Hundreds of fleets could be set for a major cash windfall after Her Majesty’s Revenue and Customs (HMRC) lost a recent tax case involving car allowances.

Unsurprisingly, HMRC has lodged an appeal, but if the original decision is upheld it could cost the Treasury millions of pounds.

The case involves work-based training and development company Total People and how it was reimbursing its employees driving their own cars on business.

It paid a minority of employees a mileage allowance of 40p per mile, but the majority – 160 employees, who travelled at least 2,500 miles per annum - received a reduced mileage allowance of between 12-13p per mile, with an additional annual lump sum payment of between £3,600 and £3,700.

Total People had paid Class 1 National Insurance (NIC) on the allowance and had not taken account of the 28/27p per mile remaining from the 40p per mile NIC free limit.
HMRC took the view the lump sum was simply a payment of cash earnings for NIC purposes and, as such, National Insurance was due on the payments made.

However, Total People disagreed suggesting the lump sum was actually part reimbursement of the motoring costs incurred in using the car for business and should be treated as relevant motoring expenditure and therefore not subject to NIC.

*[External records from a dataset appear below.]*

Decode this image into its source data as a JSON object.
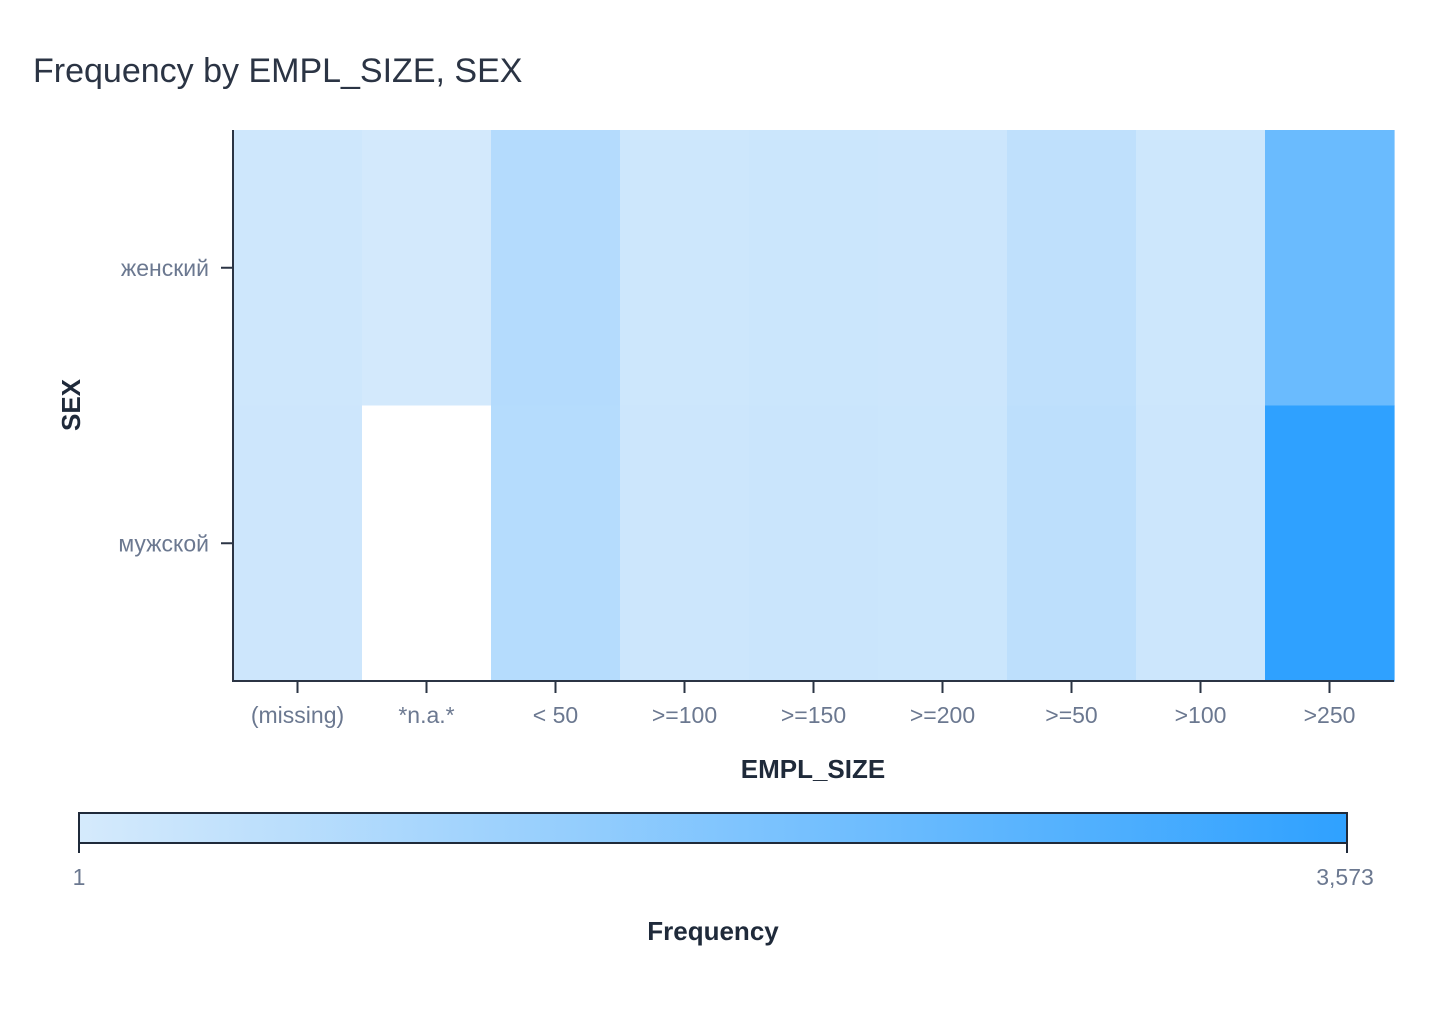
{
  "chart_data": {
    "type": "heatmap",
    "title": "Frequency by EMPL_SIZE, SEX",
    "xlabel": "EMPL_SIZE",
    "ylabel": "SEX",
    "x_categories": [
      "(missing)",
      "*n.a.*",
      "< 50",
      ">=100",
      ">=150",
      ">=200",
      ">=50",
      ">100",
      ">250"
    ],
    "y_categories": [
      "женский",
      "мужской"
    ],
    "values": [
      [
        160,
        40,
        720,
        170,
        210,
        200,
        480,
        170,
        2300
      ],
      [
        180,
        null,
        680,
        190,
        230,
        220,
        520,
        190,
        3573
      ]
    ],
    "colorbar": {
      "label": "Frequency",
      "min": 1,
      "max": 3573,
      "min_label": "1",
      "max_label": "3,573",
      "color_low": "#d5eafc",
      "color_high": "#2fa1ff"
    },
    "missing_color": "#ffffff",
    "legend_position": "bottom"
  }
}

It argued that its rationale for structuring the payments in this way was that a 40p per mile structure “risked encouraging staff to maximise their travel so as to maximise their profit”.

Total People claimed it had overpaid £146,165 in NI for the four years ending April 5, 2003, to 2006, with employers able to submit a reclaim for the previous six tax years.

Ruling in favour of Total People, the tribunal judge Richard Barlow said: “The most important single piece of evidence is the absence of a link between the increase in salary and the increase in motoring allowances. The appellant’s rationale for structuring the payments as it did is also significant.”

Mike Moore, director, Deloitte Car Consulting, told Fleet News that this sort of payment structure was reasonably commonplace.

“We are currently speaking to over 70 organisations with a similar fact pattern, but that could be a small fraction of the potential companies,” he said.

“The issue is whether the cash allowance is deemed relevant motoring expenditure, but HMRC has always interpreted the rules quite narrowly.

“However, if this decision is upheld it could have a significant impact for many businesses.”

Nathan Male, senior manager, Deloitte Car Consulting, added: “Even if the structure of an employer’s cash allowance policy is such that they are unlikely to be successful in making an NIC reclaim, they should be looking to amend it so they can benefit going forward.”

No date has yet been set as to when the appeal hearing will take place.

What should you do?

If you are an employer:

Any employer that operates a cash allowance and currently reimburses employees travelling business mileage at less than 40p per mile should review their potential for making a claim.

In addition, employers should also be looking forwards with a view to restructuring the structure of their cash allowance arrangements to deliver the NIC saving at source.

If you are an employee:

If you are reimbursed for business mileage whilst using your own car at less than the HMRC approved mileage rates, you should ensure that you claim tax relief for the difference between the amount you are reimbursed and the approved rates.

The current approved mileage rates are 40p for the first 10,000 business miles in a tax year and 25p per mile thereafter.